British public healthcare has, as a result, this year been hit by an unprecedented series of strikes. Its medical staff are overworked and often underpaid. The failure to reward them for their service during the pandemic, combined with the impact of the ongoing cost-of-living crisis, has proven more than many of them are willing to take.
The government’s latest response to staffing shortages – an idea to fast-track doctors through cheaper forms of medical training based on an apprenticeship system (rather than, say, paying to increase the number of places in medical schools) – hasn’t as yet inspired a huge amount of public confidence.
In short, the United Kingdom’s most cherished institution has been allowed to grow decrepit, a septuagenarian victim of political neglect.
Born in the same year as the NHS, King Charles visited a hospital in Edinburgh to mark the organization’s anniversary.
“You get to the age I am, things don’t work as well as they used to,” he said.
It may seem quite extraordinary – or indeed insane – that, despite the protestations of politicians, nobody seems ready to do what it takes to sustain a national treasure that has for seventy-five years been keeping us all alive.

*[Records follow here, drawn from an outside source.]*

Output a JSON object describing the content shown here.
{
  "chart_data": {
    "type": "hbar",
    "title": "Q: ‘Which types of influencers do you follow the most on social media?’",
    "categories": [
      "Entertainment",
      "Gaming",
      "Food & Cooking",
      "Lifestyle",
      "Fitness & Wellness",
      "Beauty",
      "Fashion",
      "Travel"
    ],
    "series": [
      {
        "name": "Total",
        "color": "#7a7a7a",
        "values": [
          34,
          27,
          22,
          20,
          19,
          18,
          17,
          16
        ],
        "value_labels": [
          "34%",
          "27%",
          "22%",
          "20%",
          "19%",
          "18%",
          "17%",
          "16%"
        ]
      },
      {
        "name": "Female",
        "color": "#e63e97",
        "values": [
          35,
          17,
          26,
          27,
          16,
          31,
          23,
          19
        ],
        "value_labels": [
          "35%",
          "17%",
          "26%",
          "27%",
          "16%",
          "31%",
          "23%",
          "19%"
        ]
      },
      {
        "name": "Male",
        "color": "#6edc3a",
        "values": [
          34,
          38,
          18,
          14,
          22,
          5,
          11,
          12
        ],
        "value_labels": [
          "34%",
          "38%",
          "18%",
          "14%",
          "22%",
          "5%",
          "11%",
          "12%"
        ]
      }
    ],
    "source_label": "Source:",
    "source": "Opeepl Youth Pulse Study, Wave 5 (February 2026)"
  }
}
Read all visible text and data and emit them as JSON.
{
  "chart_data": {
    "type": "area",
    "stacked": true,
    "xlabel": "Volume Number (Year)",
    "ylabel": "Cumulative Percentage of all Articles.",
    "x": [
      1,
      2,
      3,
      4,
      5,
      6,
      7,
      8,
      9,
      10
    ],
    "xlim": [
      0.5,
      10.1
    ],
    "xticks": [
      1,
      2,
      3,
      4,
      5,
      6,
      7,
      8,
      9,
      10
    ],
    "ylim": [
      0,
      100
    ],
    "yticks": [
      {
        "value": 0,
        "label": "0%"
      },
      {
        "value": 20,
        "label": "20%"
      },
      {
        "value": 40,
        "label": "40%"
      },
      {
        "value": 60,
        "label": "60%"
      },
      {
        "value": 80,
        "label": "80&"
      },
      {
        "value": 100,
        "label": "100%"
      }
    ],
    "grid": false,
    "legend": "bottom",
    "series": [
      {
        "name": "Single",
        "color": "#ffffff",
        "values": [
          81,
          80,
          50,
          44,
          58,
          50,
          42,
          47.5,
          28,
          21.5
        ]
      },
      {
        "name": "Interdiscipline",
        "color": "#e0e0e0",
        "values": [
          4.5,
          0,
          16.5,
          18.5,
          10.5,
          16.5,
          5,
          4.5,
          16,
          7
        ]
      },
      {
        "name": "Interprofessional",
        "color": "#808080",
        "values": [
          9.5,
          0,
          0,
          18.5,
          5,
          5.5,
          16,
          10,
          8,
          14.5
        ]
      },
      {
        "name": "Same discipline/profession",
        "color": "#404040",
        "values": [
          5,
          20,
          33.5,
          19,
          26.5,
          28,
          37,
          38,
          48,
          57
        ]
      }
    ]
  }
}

Questions have inevitably been raised this month as to whether Britain’s public health service will survive to see out its first century. Indeed, it seems evident that its condition is currently critical.
Without a massive injection of resources – and a real political will to turn things around – its prognosis may swiftly turn terminal.
Yet, for more than a decade, the message from successive administrations has appeared painfully clear, scrawled in shameless capitals for all the world to see… DO NOT RESUSCITATE.